Pending continued federal funding, Kattakuhzy, who is associate professor of medicine at the Institute of Human Virology at UMSOM and associate director of the Kahlert Institute for Addiction Medicine is set to launch a first-of-its-kind clinical trial examining the effectiveness of GLP-1 medications like Ozempic in treating cocaine use disorder. Nearly 50 percent of people use cocaine alongside opioids and emerging research suggests that semaglutide may influence impulse control. “We want to explore if this is safe and efficacious,” Kattakuhzy said. “People with cocaine use disorder have no viable therapeutic options right now.”

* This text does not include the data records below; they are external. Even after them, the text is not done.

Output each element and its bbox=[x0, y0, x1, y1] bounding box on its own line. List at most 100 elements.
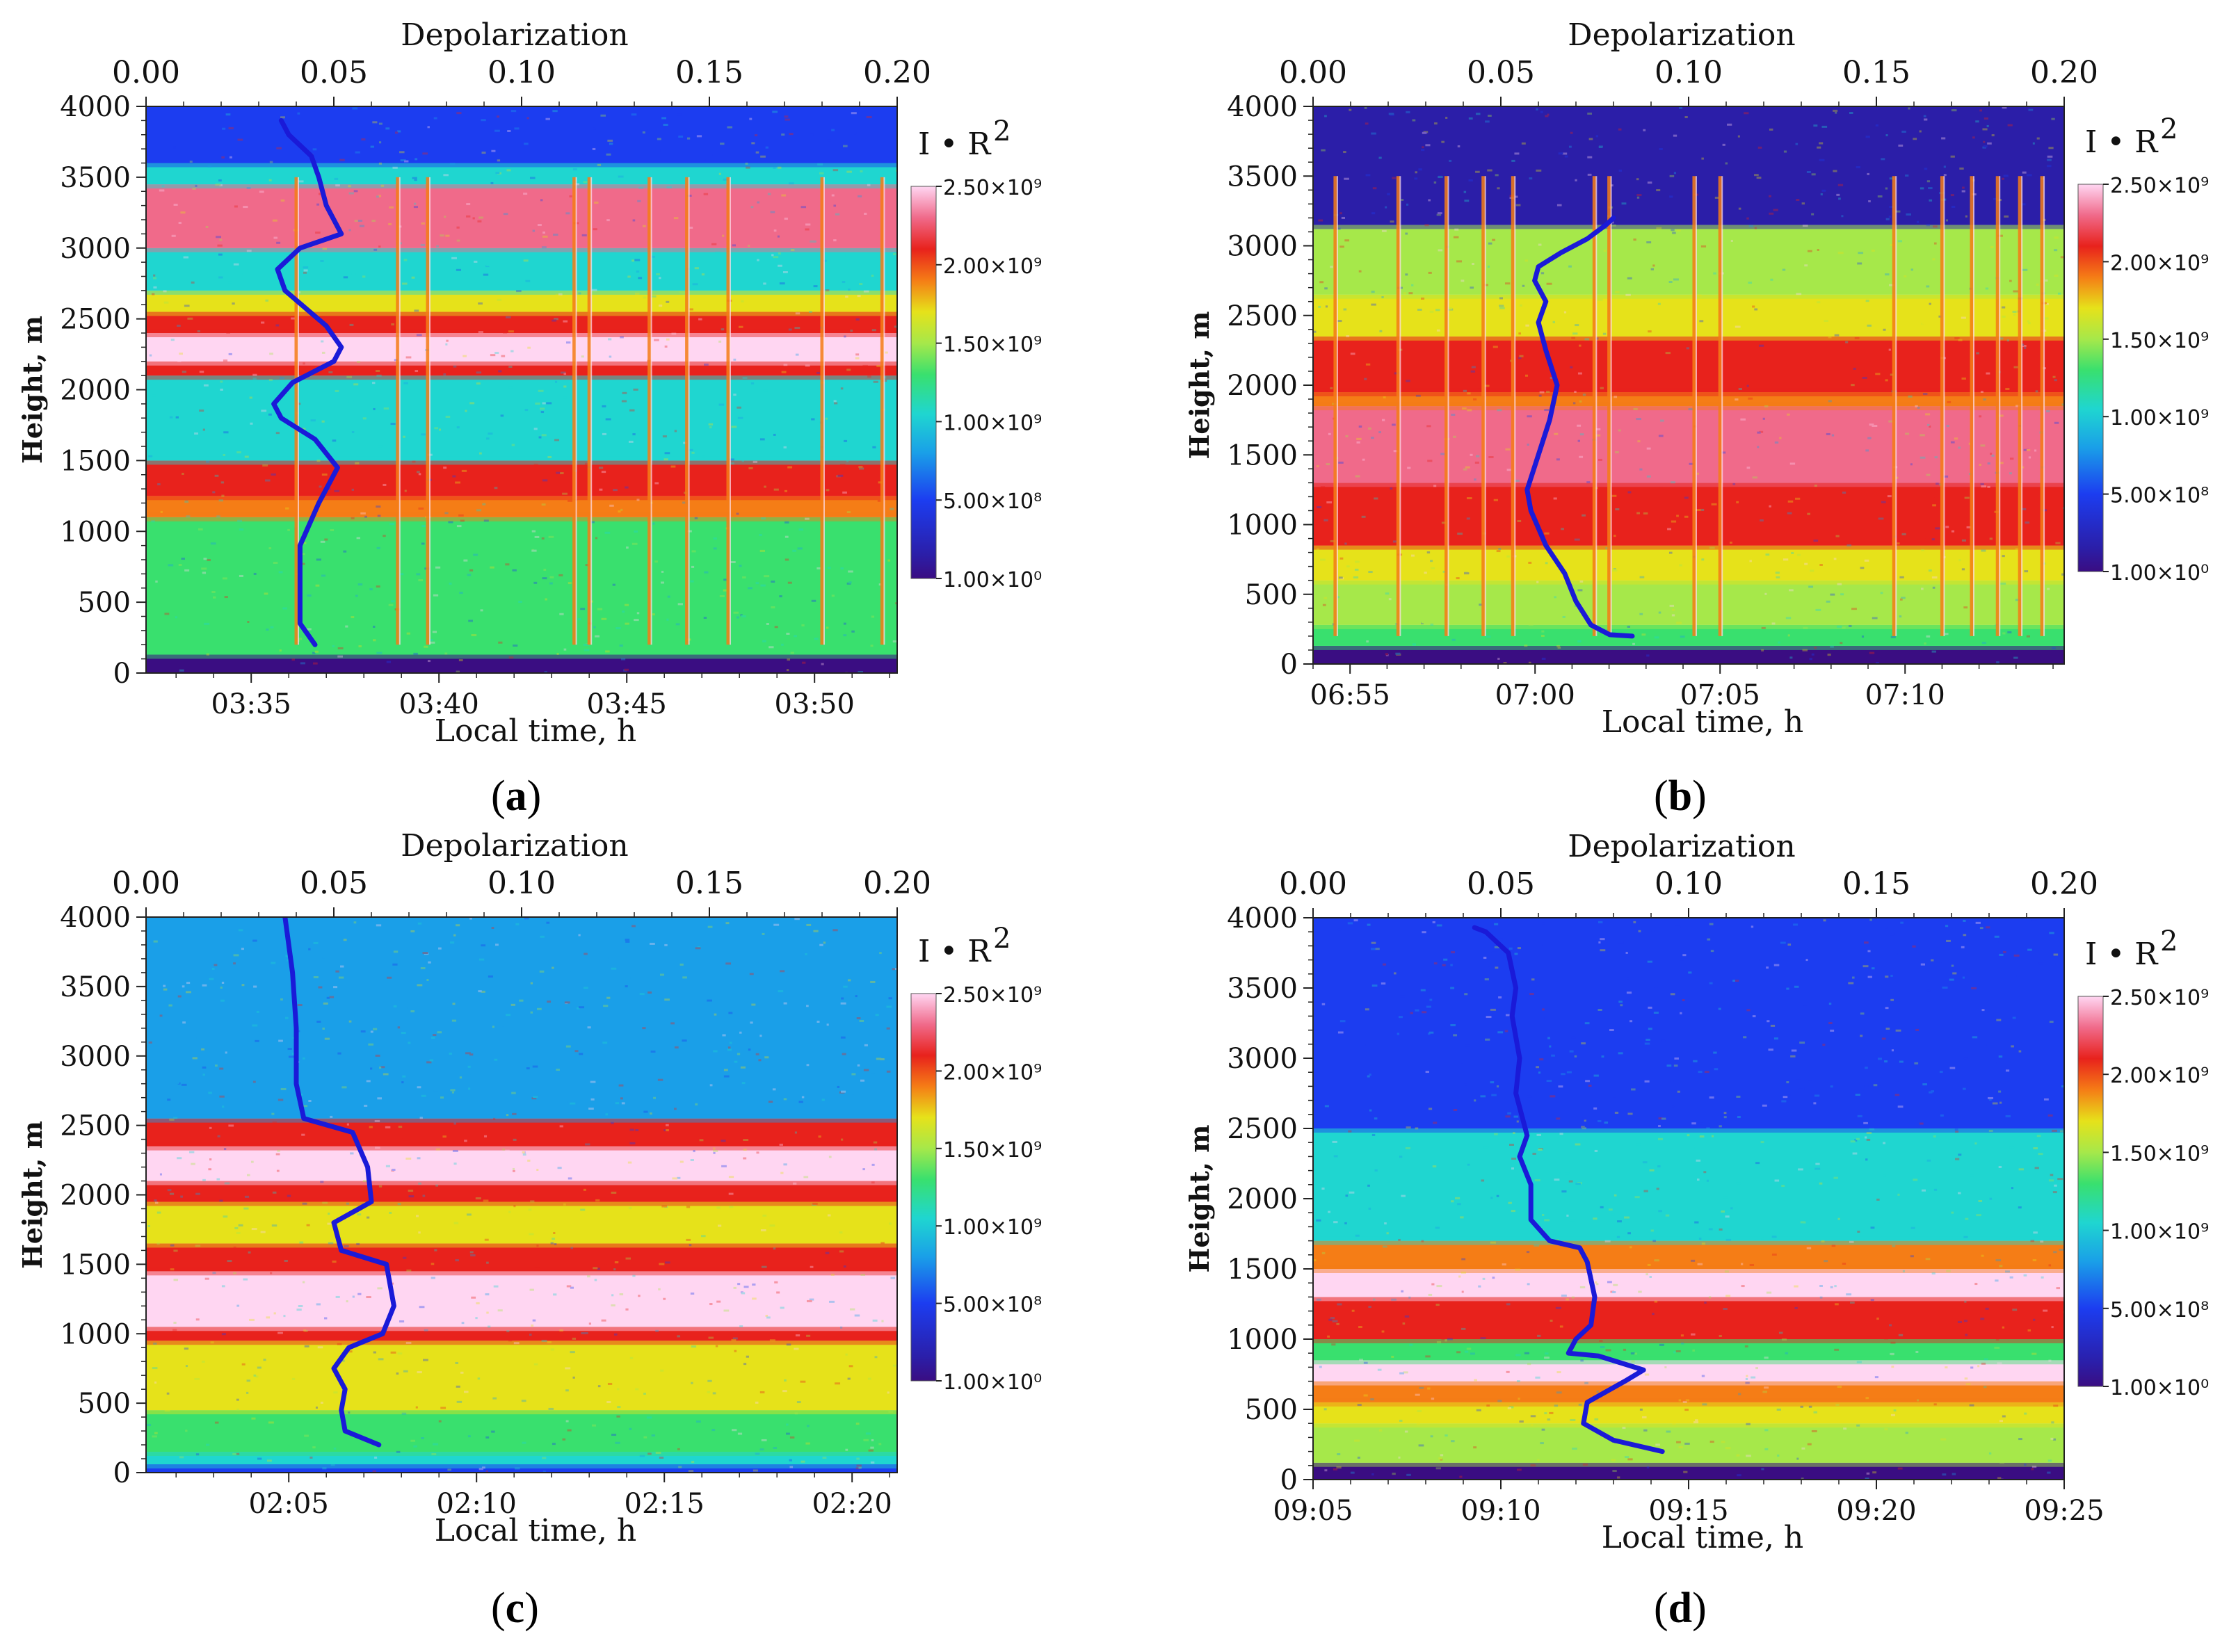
noise-speck bbox=[1367, 427, 1371, 430]
noise-speck bbox=[399, 485, 403, 488]
noise-speck bbox=[507, 130, 511, 133]
noise-speck bbox=[2054, 236, 2059, 239]
x-tick-label: 09:15 bbox=[1648, 1495, 1728, 1527]
noise-speck bbox=[287, 528, 290, 531]
noise-speck bbox=[1718, 1007, 1721, 1010]
backscatter-layer bbox=[146, 1341, 897, 1411]
noise-speck bbox=[1954, 437, 1958, 440]
noise-speck bbox=[343, 276, 348, 279]
noise-speck bbox=[1764, 1448, 1769, 1450]
noise-speck bbox=[1572, 332, 1578, 335]
noise-speck bbox=[858, 671, 863, 673]
noise-speck bbox=[321, 351, 325, 354]
noise-speck bbox=[1359, 1359, 1363, 1361]
noise-speck bbox=[1693, 1421, 1699, 1424]
chart-d-svg: 05001000150020002500300035004000Height, … bbox=[1184, 829, 2209, 1555]
noise-speck bbox=[1898, 1334, 1904, 1336]
noise-speck bbox=[1652, 264, 1655, 267]
noise-speck bbox=[1981, 1362, 1986, 1365]
noise-speck bbox=[273, 1312, 276, 1315]
noise-speck bbox=[1383, 396, 1386, 399]
noise-speck bbox=[393, 950, 399, 953]
noise-speck bbox=[2025, 521, 2030, 524]
chart-panel-a: 0 500 1000 1500 2000 2500 3000 3500 4000 Height, … bbox=[0, 0, 1106, 825]
noise-speck bbox=[762, 932, 765, 935]
noise-speck bbox=[562, 492, 568, 495]
noise-speck bbox=[578, 292, 581, 295]
noise-speck bbox=[413, 202, 417, 205]
noise-speck bbox=[773, 166, 776, 169]
noise-speck bbox=[1553, 497, 1557, 500]
x-tick-label: 09:25 bbox=[2024, 1495, 2104, 1527]
noise-speck bbox=[1378, 431, 1381, 434]
noise-speck bbox=[1474, 1379, 1478, 1382]
noise-speck bbox=[1912, 945, 1916, 948]
noise-speck bbox=[266, 629, 269, 631]
noise-speck bbox=[1899, 1060, 1904, 1063]
noise-speck bbox=[663, 124, 668, 127]
noise-speck bbox=[678, 1466, 682, 1468]
noise-speck bbox=[859, 283, 863, 286]
noise-speck bbox=[1978, 1199, 1983, 1202]
noise-speck bbox=[1363, 1394, 1368, 1397]
noise-speck bbox=[1709, 546, 1715, 549]
noise-speck bbox=[261, 321, 265, 324]
noise-speck bbox=[760, 1229, 766, 1232]
y-tick-label: 1500 bbox=[60, 1249, 131, 1281]
noise-speck bbox=[1505, 1115, 1511, 1118]
noise-speck bbox=[205, 225, 209, 228]
noise-speck bbox=[1336, 1322, 1339, 1325]
noise-speck bbox=[764, 575, 770, 578]
noise-speck bbox=[522, 1151, 526, 1153]
noise-speck bbox=[860, 1273, 866, 1276]
noise-speck bbox=[175, 1081, 179, 1084]
colorbar-tick-label: 1.00×10⁹ bbox=[943, 411, 1042, 435]
noise-speck bbox=[620, 1097, 623, 1100]
noise-speck bbox=[1943, 165, 1946, 168]
noise-speck bbox=[1419, 1386, 1424, 1389]
noise-speck bbox=[1669, 604, 1675, 607]
noise-speck bbox=[750, 382, 755, 384]
noise-speck bbox=[581, 234, 587, 236]
noise-speck bbox=[659, 973, 665, 976]
layer-boundary bbox=[1313, 541, 2064, 550]
noise-speck bbox=[1866, 1472, 1870, 1475]
noise-speck bbox=[1575, 1183, 1581, 1185]
noise-speck bbox=[1484, 384, 1490, 387]
noise-speck bbox=[1495, 174, 1499, 177]
noise-speck bbox=[1486, 1404, 1490, 1407]
noise-speck bbox=[1405, 1147, 1410, 1149]
noise-speck bbox=[1766, 966, 1769, 969]
noise-speck bbox=[261, 1111, 265, 1114]
noise-speck bbox=[175, 616, 177, 619]
noise-speck bbox=[394, 131, 399, 134]
noise-speck bbox=[1668, 281, 1673, 284]
noise-speck bbox=[301, 428, 306, 430]
noise-speck bbox=[373, 1351, 376, 1354]
noise-speck bbox=[515, 1467, 520, 1470]
noise-speck bbox=[1515, 1354, 1521, 1357]
noise-speck bbox=[1428, 271, 1432, 274]
noise-speck bbox=[1982, 146, 1986, 149]
noise-speck bbox=[1621, 202, 1627, 205]
top-tick-label: 0.15 bbox=[1842, 55, 1910, 90]
noise-speck bbox=[1570, 1219, 1576, 1222]
noise-speck bbox=[1423, 131, 1429, 133]
layer-boundary bbox=[1313, 1356, 2064, 1365]
noise-speck bbox=[2047, 1471, 2051, 1474]
noise-speck bbox=[220, 986, 223, 989]
noise-speck bbox=[524, 143, 529, 145]
noise-speck bbox=[1735, 325, 1741, 328]
noise-speck bbox=[2050, 1174, 2054, 1176]
noise-speck bbox=[246, 1391, 249, 1394]
noise-speck bbox=[1347, 922, 1353, 925]
noise-speck bbox=[732, 244, 737, 247]
noise-speck bbox=[594, 1279, 597, 1281]
noise-speck bbox=[713, 1149, 718, 1152]
noise-speck bbox=[1399, 1419, 1403, 1422]
noise-speck bbox=[1830, 593, 1835, 596]
noise-speck bbox=[1800, 1221, 1805, 1224]
noise-speck bbox=[2032, 1258, 2037, 1261]
noise-speck bbox=[625, 1308, 629, 1311]
top-tick-label: 0.20 bbox=[2030, 866, 2098, 902]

Martin, who is deputy director of the University of Maryland Marlene and Stewart Greenebaum Comprehensive Cancer Center and interim chair of the Department of Pharmacology & Physiology at UMSOM, discussed potential impacts in the ability to detect cancer early. A recent advancement in cancer screening includes a liquid biopsy or blood test which can detect it more than one year before imaging scans. It was made possible by the Human Genome Project (HGP) and NIH research, which sequences mutated DNA shed by tumors into the bloodstream.
“Cancer is a disease that affects many American citizens and impacts many families,” he said. “Research is really the only way to make progress and improve the treatment of cancer.”
Faculty at the UM Greenebaum Comprehensive Cancer Center have treated nearly 200,000 Marylanders and are currently undertaking more than 250 active clinical trials.